Market Capitalization / Revenue Run Rate
In this analysis, we charted each company's market cap relative to its revenue run rate (latest quarter revenue x 4). And while Salesforce has earned a handsome multiple of 8.5x revenue, both NetSuite (N) and SuccessFactors enjoy higher multiples. The SuccessFactors multiple can be explained by its higher growth rate (54%), but the reasons behind NetSuite's ~11x multiple are a little less obvious. We believe that investors are assuming that cloud apps will soon be adopted broadly in the ERP market, and are betting on NetSuite as a prime beneficiary of that activity. So, they are paying a premium multiple today for expected growth tomorrow.

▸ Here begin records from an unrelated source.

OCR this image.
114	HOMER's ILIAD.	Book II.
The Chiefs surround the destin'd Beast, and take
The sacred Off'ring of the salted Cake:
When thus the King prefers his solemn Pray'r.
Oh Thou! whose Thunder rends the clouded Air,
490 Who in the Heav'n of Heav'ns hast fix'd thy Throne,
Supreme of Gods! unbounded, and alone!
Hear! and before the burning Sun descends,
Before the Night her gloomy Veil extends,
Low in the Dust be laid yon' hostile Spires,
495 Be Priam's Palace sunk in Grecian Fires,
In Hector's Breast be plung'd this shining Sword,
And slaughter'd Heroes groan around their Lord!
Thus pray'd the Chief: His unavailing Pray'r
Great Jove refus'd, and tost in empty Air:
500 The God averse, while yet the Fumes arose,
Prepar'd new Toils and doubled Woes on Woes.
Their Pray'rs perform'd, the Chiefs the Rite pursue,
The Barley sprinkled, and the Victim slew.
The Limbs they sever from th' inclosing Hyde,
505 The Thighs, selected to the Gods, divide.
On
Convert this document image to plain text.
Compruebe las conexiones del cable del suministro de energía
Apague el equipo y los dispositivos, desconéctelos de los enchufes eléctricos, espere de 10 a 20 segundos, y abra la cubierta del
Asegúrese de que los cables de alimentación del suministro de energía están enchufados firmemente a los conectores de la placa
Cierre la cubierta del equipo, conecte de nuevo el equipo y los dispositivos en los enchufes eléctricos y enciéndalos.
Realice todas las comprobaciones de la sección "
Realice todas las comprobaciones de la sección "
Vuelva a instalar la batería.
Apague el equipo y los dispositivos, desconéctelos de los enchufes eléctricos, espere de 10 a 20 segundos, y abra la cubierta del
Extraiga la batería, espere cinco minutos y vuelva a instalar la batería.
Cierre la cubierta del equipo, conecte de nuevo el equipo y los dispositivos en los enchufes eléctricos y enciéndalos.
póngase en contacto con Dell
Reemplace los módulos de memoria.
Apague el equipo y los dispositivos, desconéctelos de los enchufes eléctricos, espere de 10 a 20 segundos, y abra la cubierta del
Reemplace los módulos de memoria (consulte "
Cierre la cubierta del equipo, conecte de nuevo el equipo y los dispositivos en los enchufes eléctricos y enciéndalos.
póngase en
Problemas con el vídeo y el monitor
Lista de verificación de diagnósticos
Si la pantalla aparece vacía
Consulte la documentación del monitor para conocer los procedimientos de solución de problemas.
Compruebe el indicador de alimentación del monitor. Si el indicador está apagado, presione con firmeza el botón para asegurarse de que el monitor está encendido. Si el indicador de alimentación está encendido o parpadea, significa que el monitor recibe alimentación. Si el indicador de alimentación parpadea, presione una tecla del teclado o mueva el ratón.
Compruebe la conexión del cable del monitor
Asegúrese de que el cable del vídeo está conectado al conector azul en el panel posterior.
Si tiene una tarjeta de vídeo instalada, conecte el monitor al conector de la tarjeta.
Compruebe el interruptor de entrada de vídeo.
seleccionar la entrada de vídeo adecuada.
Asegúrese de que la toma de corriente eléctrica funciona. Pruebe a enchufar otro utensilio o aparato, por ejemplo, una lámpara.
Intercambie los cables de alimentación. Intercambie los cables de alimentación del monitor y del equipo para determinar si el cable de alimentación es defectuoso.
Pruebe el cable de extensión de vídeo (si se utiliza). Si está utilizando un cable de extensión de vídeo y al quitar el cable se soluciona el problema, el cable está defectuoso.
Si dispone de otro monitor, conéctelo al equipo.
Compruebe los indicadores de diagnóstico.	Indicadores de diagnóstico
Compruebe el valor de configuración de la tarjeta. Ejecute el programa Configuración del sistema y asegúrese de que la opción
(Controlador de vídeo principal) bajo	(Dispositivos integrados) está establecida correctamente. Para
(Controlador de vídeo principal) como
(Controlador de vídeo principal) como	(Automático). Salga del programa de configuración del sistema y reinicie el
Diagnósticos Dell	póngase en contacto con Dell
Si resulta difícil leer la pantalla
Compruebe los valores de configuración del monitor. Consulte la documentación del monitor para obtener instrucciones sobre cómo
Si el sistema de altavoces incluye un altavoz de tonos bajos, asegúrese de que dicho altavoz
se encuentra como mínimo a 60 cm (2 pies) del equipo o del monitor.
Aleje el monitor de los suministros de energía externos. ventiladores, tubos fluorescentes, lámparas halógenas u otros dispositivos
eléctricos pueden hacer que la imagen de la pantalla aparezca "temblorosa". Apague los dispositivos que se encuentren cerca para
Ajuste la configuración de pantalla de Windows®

Revenue Growth Rates and Multiples
This scatter plot allows us to visualize how each company's valuation (market cap / revenue run rate, again) compares to its year-over-year growth. Companies who are on the right side of the chart are getting a higher valuation relative to their growth rate. This implies that investors are feeling better about these companies' momentum and future prospects. NetSuite sits at the far right, which again implies the expectation of a bright future for this cloud ERP leader.
Year-Over-Year Change in Share Price
It's been a good year for cloud app investors. All ten of these companies have seen their share price increase over the last twelve months. All but two of them have outpaced the appreciation of the Nasdaq market index, which was up about 26% in the last year. NetSuite's 126.62% share price appreciation tops our chart. It appears that investors' enthusiasm for the company has come about, or at least accelerated, recently.